We at RBN agree with the overall trend to lighter API crude. We have posted many blogs on that topic (see Turner Mason and the Goblet of Light and Heavy and Charge of the Light Brigade). We are more skeptical of the EIA numbers for crude oil with an API above 50. These are shown growing from about 370 Mb/d in 2011 to 640 Mb/d in 2015. Our current estimate – that we believe is conservative – is that crude with an API above 50 degrees reached at least 600 Mb/d in 2011 and will get to at least 1.4 MMb/d by the end of 2015  - in other words more than double the EIA forecast. But before we get into a name calling contest with the EIA, the first thing we need to say about their 50 API plus category is that the rest of the world calls it condensate rather than crude oil. That is because although there is no universal standard for what defines a condensate, some number between 50 and 55 degrees API gravity is typically used to differentiate condensates from light crude oil (see Fifty Shades of Condensate Which One Did You Mean?).  And once again here, the EIA have their hands tied by prior history whereby they have always categorized condensate produced at the wellhead (known as lease or field condensate) as crude oil because – well frankly it didn’t used to matter because there wasn’t much condensate and nobody cared.

Trouble is that calling your crude “condensate” does matter now and it hits US producers directly in the pocket book. That is because refiners typically pay lower prices for lease condensate because it is such a light mix of hydrocarbons that they often struggle to process it without blending it first with heavier crudes (see Don’t Let Your Crude Oils Grow Up to be Condensate). And although we can’t prove it, we are fairly sure that condensate production is generally under-reported. Our contention is therefore that the EIA analysis likely under reports the 50 + API category that we call condensate.

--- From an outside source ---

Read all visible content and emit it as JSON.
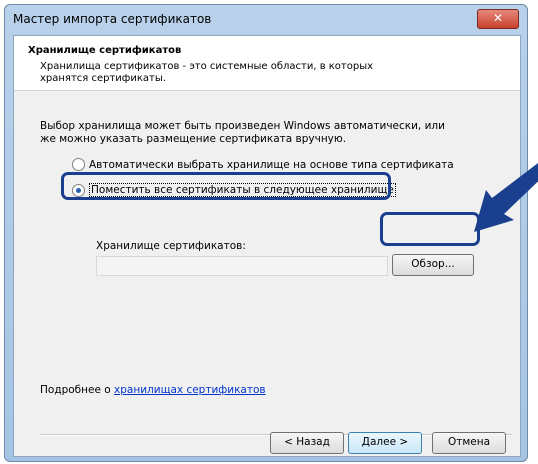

And the amount of condensate or crude over 50 API in the EIA report’s regional analysis is also lower than we would expect. [Again our disagreement here is with the accuracy of the reporting in the source data, not EIA analysis]. Rather than going into every region in turn, we will just touch here on the Texas data, which most clearly doesn’t represent what we’ve been hearing from the field. Figure 2 below shows production for the Permian Basin. Note the very low percentages of production over 50 API (1% in 2011, 2.5% by 2015) – even over 45 API (growing from 5% in 2011 to 10% by 2015). This contradicts our understanding that the recent surging Permian crude production that has resulted from a rapid increase in horizontal drilling (see Stacked Deck) is yielding significant volumes of condensate.  The EIA data for the Eagle Ford basin in South Texas has crude over 50 API shrinking over the forecast period from 36% in 2011 to 16% in 2015. Again counter to our expectation. The Texas data that EIA used is from the Railroad Commission that does actually separate out condensate from oil in its production data, but has a reputation for under reporting condensate compared to other industry estimates.

Figure #2

Source: EIA

So this opening salvo in the battle to inform the debate about crude quality in the context of possible repeal of, or change to, the export regulations is not a home run. It shows us that data currently collected on crude quality is weak and needs to improve. As we have emphasized, the blame does not lie with the EIA, but rather the raw material they are working with. If anything this report reiterates just how confusing the situation out there is for refiners and marketers trying to get a handle on the huge challenge that crude oil quality poses in optimizing supply and refining capacity for the feedstocks available.